Trading can be an incredibly complex lifestyle choice. From forex trading to commodities trading and CFDs, there’s a mind-boggling number of ways that you can trade. Some will be suited to you and your lifestyle, others won’t be. To help you decide which is best for you, in this post we compare spread betting with buying stocks.
With spread betting, as opposed to buying an asset, you bet on the price movement of an asset, either going up (known as going long) or down (known as going short). For most assets, the minimum stake is £1 per point, which gives you exposure to 100 shares. If the share price moves 1p (also known as 1 pip), you can make £1. If it moves in the other direction to your bet by 1p, you would lose £1. Buy stocks with high dividend, you can find out more about them here.
The main advantage of spread betting is that you can accrue some impressive tax-free gains.
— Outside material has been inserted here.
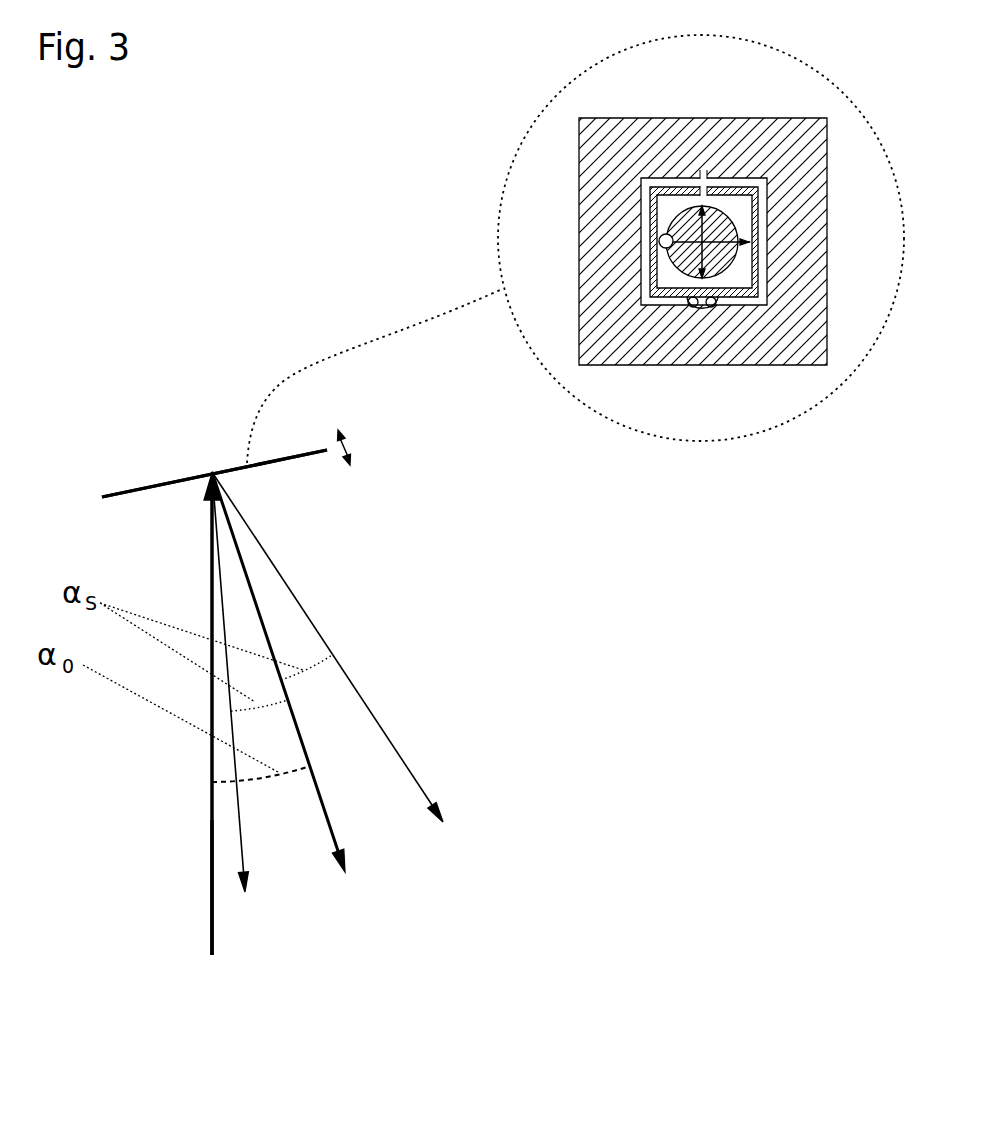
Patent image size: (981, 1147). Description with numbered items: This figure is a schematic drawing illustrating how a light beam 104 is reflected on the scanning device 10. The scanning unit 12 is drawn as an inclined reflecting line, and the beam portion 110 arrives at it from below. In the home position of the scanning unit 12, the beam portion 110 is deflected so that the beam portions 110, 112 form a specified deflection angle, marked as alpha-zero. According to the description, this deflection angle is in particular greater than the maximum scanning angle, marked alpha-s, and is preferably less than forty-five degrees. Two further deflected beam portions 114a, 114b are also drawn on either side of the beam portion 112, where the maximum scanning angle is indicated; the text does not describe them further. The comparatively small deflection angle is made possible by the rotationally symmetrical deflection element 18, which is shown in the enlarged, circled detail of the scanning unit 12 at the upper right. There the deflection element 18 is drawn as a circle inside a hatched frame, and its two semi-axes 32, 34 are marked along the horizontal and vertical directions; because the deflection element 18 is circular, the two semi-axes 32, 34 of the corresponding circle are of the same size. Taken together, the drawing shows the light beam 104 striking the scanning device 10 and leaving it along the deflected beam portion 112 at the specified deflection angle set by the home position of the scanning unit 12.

You can make money regardless of whether markets are rising or falling, so there’s money to be made in the bad times as well as the good.
To protect yourself against losses, you have to put down a margin. This is also known as notional trading requirement or deposit factor and is usually a percentage of your exposure. The percentage it makes up is dependent on volatility and liquidity of the underlying asset.
The key benefit of spread betting is leveraging. This means that you need less money than if you were holding the asset physically. For instance, putting down a £100 margin could give you £1,000 of exposure in the market.
Additionally, there are a wide range of tradable investments, so you can diversify your portfolio. These include everything from UK shares to indices and commodities such as oil.
The final pro to spread betting is that it’s tax free. There’s no stamp duty to be paid on purchases and no capital gains or income tax if you’re a UK resident. But, if you make losses, you can’t offset them against other gains on your tax returns. You can read more about spread betting and tax in the UK here.
Of course, the major disadvantage when it comes to spread betting is the potential to lose large sums of money when the market moves against you. You could potentially lose thousands on the movement of only a couple of pips. In addition, when spread betting, it’s important to realise that because you’re using leveraging and even betting on the margin, losses can be magnified.
With spread betting, you can lose more than your original investment, so never spread bet with money that you’re not prepared to lose. It’s also important to not get too intrigued by the tax-free savings due to this.
To help, responsible lenders will try to minimise the impact of this for you. Some brokers will issue margin calls if you’re set to exceed the margin you set. Some will even close a position for you automatically if you slip into the red or lose a large sum.
In summary, it’s important to remember that even though spread betting can be incredibly lucrative, it certainly isn’t for the faint-hearted. As such, it’s recommended that you trial a demo account before you begin trading.
Stocks are a form of ownership. When you buy a stock, you’re effectively investing in the future of a company and the stocks that you hold represent participation in a company’s growth i.e. by buying stocks, you believe that the company will grow and be worth more in the future (whether you hold the stock long or short term is your decision).
As a general rule, when you buy stocks, you’re not given promises about the future of a company and the profitability of the stocks you buy is entirely dependent upon the value of the company increasing. If a company’s profits grow while you own your stocks, you’ll make money. If a company’s profits slide while you hold your stocks, you’ll lose money.
Stocks are a good idea for risk-taking investors. They’re also a good option if you prefer the benefit of having partial ownership in a company. When you match this with the potential of an unlimited rise in stock price, it’s a potentially lucrative investment. I mean, imagine how much you would have earned if you’d invested in Apple from the very beginning.
Depending on the size of the company you invest in, and the number of stocks you buy, you can also get a say in board meetings and at the company’s AGM, so you can have an actual say in the way that the business is run.
However, like with spread betting, the main disadvantage is that losses are almost limitless. If a company goes out of business, then you’ll lose all of your investment. To limit losses, a number of investors have both stocks and bonds. You can also offset the risk here by diversifying your portfolio as much as possible – it’s never wise to put all of your eggs in one basket.
If you invest in stocks via a mutual fund or an equity fund then you may also be charged a significant sum for your investment. Again though, you can offset this slightly by shopping around for the best deal. However, if you invest through a fund like this, you also probably won’t get an AGM vote.
Finally, if you invest in stocks, you’ll have unknown returns, so you can’t plan your finances in advance.
In summary, there are a number of pros and cons to investing in both spread betting and stocks. It’s more than likely that one is more suited to you than the other so ensure that you read about both thoroughly and carefully, and that you understand the level of risk involved before you begin trading. Wherever possible, you should also try a demo account before using your actual money. These are great at helping you try out different trading strategies as well as ensuring that the product is right for you before you begin.